Two different flow-injection analysis (FIA) approaches are described for the determination of asparagine in food samples. For the first method an asparaginase reactor was integrated in a gas-diffusion flow-injection system. This method is based on the measurement of the pH change in an acceptor solution caused by diffused ammonia generated by asparagine hydrolysis catalzyed by immobilized asparaginase. The detection was carried out spectrophotometrically using an acid-base indicator solution as acceptor, and potentiometrically using a pH electrode and bidistilled water as acceptor. The linear range was observed from 0.2−2.3 mmol l−1 asparagine for spectrophotometric detection with a relative standard deviation (r.s.d.) of 1.7% at 0.75 mmol l−1 asparagine (n = 5) and 0.1−4 mmol l−1 for potentiometric detection with a r.s.d. of 2.5% at 1 mmol l−1 asparagine (n = 5).

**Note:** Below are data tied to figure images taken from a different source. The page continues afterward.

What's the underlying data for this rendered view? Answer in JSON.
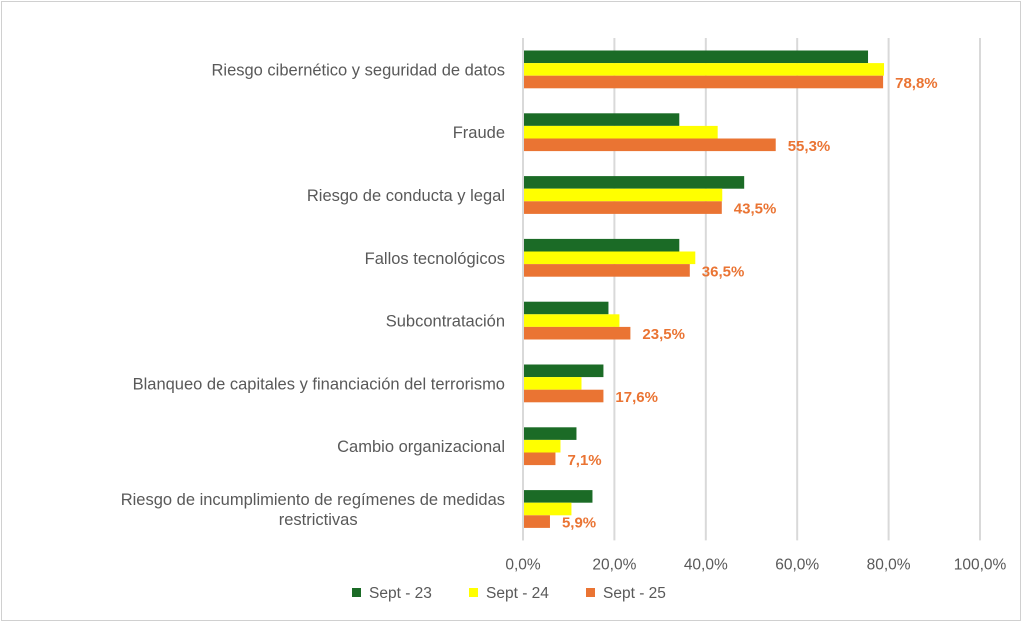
{
  "chart_data": {
    "type": "bar",
    "orientation": "horizontal",
    "title": "",
    "xlabel": "",
    "ylabel": "",
    "categories": [
      "Riesgo cibernético y seguridad de datos",
      "Fraude",
      "Riesgo de conducta y legal",
      "Fallos tecnológicos",
      "Subcontratación",
      "Blanqueo de capitales y financiación del terrorismo",
      "Cambio organizacional",
      "Riesgo de incumplimiento de regímenes de medidas restrictivas"
    ],
    "category_lines": [
      [
        "Riesgo cibernético y seguridad de datos"
      ],
      [
        "Fraude"
      ],
      [
        "Riesgo de conducta y legal"
      ],
      [
        "Fallos tecnológicos"
      ],
      [
        "Subcontratación"
      ],
      [
        "Blanqueo de capitales y financiación del terrorismo"
      ],
      [
        "Cambio organizacional"
      ],
      [
        "Riesgo de incumplimiento de regímenes de medidas",
        "restrictivas"
      ]
    ],
    "series": [
      {
        "name": "Sept - 23",
        "color": "#1b6b26",
        "values": [
          75.5,
          34.2,
          48.4,
          34.2,
          18.7,
          17.6,
          11.7,
          15.2
        ]
      },
      {
        "name": "Sept - 24",
        "color": "#ffff00",
        "values": [
          79.0,
          42.6,
          43.6,
          37.7,
          21.1,
          12.8,
          8.2,
          10.6
        ]
      },
      {
        "name": "Sept - 25",
        "color": "#ea7433",
        "values": [
          78.8,
          55.3,
          43.5,
          36.5,
          23.5,
          17.6,
          7.1,
          5.9
        ]
      }
    ],
    "data_labels": {
      "series": "Sept - 25",
      "labels": [
        "78,8%",
        "55,3%",
        "43,5%",
        "36,5%",
        "23,5%",
        "17,6%",
        "7,1%",
        "5,9%"
      ],
      "color": "#ea7433"
    },
    "xlim": [
      0,
      100
    ],
    "xticks": [
      0,
      20,
      40,
      60,
      80,
      100
    ],
    "xtick_labels": [
      "0,0%",
      "20,0%",
      "40,0%",
      "60,0%",
      "80,0%",
      "100,0%"
    ],
    "grid": true,
    "legend": "bottom"
  }
}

A sample frequency of 35 h−1 was achieved. The results of sample assays using spectrophotometric and potentiometric detection were in good agreement, a recovery of 94.3−98.2% for spectrophotometric detection and 99.1–102.3% for potentiometric detection was observed. This method is highly selective and the sample preparation is very simple. The immobilized enzyme is stable for more than two months or 500 assays. For the second system an asparaginase biosensor is constructed by fixing an enzyme membrane on a pH electrode. This biosensor was used in a FIA system for the determination of asparagine in food samples. A sample frequency of 30 h−1 was achieved. The calibration is linear from 0.1 − 2.0 mmol l−1 for asparagine. The sensor can be used repeatedly at room temperature for at least two weeks with little decline in response.